Man this was some crappy news for me. One of my favorite loops.......Palomares/Calaveras is no more for the remainder of this year and all of next year. Was surprised and saddened to see the locked fence at Calaveras/Geary road today.


----------



## spdntrxi (Jul 25, 2013)

yes I noticed the signs on 680 by the sunol grade as well... The road had fallen apart over the winter.. maybe they will fix it, but that is certainly a LONG time.
I wonder where it is closed from the other side ??? county line ? false summit ?

wonder what the Primavera Century is going to do..


----------



## ghettocop (Apr 19, 2014)

Its closed from Geary to the Alameda county line, so heading south, about two miles south of false summit. You can come from the Felter side and still climb a bit but the closure eliminates a lot of creative, fantastic loops from Fremont/Livermore/Sunol/San Jose. I guess they are just completely eliminating all traffic to expedite the dam project.


----------



## jetdog9 (Jul 12, 2007)

It's no secret that tons of commuters take it because they'd rather drive slow on a windy road than stop and go on 680... If they are really going to ramp up construction traffic with huge trucks/machinery maybe it's for the best. 

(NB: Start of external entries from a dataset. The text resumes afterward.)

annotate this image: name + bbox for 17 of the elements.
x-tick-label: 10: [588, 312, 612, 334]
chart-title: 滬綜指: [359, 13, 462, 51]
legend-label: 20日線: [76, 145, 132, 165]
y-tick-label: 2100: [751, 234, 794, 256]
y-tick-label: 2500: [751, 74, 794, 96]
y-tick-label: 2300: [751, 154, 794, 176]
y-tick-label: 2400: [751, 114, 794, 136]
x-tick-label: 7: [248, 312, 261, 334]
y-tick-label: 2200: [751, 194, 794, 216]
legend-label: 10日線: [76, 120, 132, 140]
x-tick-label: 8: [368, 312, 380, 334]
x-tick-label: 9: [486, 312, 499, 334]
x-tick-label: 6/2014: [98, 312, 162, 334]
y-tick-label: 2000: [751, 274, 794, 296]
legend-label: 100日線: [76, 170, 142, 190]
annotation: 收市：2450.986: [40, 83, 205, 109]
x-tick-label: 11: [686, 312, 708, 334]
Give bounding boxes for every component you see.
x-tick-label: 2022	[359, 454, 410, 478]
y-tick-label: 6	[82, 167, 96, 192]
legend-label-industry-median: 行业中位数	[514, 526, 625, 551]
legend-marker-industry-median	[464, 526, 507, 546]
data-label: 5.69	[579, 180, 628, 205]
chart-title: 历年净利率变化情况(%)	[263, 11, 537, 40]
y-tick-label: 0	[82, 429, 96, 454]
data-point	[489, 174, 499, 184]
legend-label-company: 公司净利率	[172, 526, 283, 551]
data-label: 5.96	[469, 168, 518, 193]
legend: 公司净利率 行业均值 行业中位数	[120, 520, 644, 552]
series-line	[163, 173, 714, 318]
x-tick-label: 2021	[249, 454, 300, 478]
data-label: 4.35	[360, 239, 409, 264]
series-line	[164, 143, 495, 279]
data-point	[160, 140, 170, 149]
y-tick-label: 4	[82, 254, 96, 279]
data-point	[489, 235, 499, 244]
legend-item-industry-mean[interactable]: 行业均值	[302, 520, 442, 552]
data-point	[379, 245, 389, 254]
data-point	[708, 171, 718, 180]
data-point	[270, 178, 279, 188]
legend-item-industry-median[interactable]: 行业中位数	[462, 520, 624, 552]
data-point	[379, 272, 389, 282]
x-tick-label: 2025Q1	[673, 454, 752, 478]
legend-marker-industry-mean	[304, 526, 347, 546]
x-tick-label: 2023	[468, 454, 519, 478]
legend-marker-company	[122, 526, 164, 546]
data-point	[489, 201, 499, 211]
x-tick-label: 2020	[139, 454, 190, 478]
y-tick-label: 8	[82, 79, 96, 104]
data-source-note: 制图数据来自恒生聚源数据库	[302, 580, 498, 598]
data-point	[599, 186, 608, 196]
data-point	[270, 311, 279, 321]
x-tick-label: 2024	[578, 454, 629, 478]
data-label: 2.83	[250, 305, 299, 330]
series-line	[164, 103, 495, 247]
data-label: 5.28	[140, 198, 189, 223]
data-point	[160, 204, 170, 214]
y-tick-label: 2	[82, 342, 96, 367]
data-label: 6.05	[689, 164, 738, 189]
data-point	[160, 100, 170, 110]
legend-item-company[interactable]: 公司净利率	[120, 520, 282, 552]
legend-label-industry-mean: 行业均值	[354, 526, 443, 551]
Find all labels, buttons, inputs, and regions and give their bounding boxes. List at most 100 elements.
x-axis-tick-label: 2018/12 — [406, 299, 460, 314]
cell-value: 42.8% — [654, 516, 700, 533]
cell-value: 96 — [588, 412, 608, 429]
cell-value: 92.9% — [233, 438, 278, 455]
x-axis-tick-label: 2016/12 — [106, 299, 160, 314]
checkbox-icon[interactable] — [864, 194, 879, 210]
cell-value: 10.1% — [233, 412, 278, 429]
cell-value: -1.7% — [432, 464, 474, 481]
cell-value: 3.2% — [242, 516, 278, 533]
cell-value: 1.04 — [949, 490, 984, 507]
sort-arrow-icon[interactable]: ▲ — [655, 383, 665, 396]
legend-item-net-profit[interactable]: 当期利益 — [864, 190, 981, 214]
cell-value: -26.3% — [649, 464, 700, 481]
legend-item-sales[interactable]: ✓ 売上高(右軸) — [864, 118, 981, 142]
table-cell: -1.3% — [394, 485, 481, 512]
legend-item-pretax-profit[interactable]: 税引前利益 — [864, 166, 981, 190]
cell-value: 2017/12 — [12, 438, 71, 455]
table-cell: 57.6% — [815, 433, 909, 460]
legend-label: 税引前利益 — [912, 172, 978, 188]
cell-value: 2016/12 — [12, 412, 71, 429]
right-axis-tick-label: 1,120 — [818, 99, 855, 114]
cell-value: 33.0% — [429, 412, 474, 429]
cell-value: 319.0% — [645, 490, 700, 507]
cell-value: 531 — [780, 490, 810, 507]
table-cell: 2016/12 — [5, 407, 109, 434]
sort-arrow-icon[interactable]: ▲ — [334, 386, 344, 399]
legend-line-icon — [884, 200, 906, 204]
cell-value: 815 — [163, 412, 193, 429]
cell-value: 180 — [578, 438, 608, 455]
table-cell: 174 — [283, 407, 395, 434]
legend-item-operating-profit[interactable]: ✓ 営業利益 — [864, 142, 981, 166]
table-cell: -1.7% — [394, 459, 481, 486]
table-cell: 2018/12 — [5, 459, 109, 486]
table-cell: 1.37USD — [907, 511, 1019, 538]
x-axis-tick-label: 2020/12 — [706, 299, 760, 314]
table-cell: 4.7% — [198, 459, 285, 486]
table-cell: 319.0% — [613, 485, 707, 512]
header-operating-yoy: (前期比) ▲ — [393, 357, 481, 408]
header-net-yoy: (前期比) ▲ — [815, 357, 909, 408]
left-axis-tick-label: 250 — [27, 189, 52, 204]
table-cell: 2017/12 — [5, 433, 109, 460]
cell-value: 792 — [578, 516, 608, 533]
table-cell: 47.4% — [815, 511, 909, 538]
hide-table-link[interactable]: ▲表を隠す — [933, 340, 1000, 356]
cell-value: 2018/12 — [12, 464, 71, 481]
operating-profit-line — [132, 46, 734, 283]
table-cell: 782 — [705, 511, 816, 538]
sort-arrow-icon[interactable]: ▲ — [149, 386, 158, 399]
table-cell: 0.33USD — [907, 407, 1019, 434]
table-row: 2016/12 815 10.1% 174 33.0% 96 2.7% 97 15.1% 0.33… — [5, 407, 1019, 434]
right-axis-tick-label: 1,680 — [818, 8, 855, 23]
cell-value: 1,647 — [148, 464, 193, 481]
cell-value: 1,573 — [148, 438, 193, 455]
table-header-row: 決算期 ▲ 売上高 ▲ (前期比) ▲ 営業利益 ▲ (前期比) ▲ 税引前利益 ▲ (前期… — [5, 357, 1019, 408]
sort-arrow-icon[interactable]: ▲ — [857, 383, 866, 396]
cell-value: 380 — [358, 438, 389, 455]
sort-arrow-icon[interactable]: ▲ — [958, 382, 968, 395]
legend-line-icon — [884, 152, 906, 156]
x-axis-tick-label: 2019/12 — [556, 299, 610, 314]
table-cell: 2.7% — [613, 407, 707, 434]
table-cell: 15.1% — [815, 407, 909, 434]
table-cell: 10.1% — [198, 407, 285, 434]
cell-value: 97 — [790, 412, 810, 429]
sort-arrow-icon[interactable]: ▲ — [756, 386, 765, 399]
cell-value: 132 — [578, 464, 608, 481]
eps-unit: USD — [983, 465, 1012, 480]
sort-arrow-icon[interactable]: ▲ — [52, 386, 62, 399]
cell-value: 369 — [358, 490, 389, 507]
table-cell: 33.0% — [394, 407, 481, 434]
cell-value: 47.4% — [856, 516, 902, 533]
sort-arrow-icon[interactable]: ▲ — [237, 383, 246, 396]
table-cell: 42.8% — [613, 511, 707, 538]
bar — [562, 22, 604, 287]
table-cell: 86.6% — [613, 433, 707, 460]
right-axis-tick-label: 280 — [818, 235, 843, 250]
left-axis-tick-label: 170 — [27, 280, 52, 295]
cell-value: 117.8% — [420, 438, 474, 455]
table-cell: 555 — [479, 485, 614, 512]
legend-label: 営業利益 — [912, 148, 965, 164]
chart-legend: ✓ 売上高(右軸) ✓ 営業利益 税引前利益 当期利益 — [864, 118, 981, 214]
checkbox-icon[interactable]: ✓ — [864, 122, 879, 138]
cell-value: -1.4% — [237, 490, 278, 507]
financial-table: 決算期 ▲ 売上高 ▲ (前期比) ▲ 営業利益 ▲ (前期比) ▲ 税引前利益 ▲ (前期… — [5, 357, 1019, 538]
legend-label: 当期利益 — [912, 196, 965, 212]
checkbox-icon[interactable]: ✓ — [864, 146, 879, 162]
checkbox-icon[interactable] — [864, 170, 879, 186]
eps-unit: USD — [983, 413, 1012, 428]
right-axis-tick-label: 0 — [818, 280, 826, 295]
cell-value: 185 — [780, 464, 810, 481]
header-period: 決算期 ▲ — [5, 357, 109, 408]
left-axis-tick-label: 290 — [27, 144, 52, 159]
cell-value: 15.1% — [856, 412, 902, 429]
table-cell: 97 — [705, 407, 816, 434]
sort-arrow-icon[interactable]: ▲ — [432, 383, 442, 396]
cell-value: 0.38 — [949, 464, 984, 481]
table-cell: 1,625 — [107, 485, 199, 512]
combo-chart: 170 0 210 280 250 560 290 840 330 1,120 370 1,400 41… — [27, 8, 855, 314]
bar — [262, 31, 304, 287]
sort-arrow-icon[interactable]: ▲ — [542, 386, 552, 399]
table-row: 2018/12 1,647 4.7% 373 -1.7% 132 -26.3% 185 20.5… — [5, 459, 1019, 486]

I drive it somewhat frequently and the road seems in fine condition to me.


----------



## spdntrxi (Jul 25, 2013)

weekdays only... atleast.


----------



## calrider61 (Jul 1, 2012)

spdntrxi said:


> weekdays only... atleast.


Yup. It was open today. Saturday.


----------



## ghettocop (Apr 19, 2014)

calrider61 said:


> Yup. It was open today. Saturday.


Damnit! I have Mon/Tues off!


----------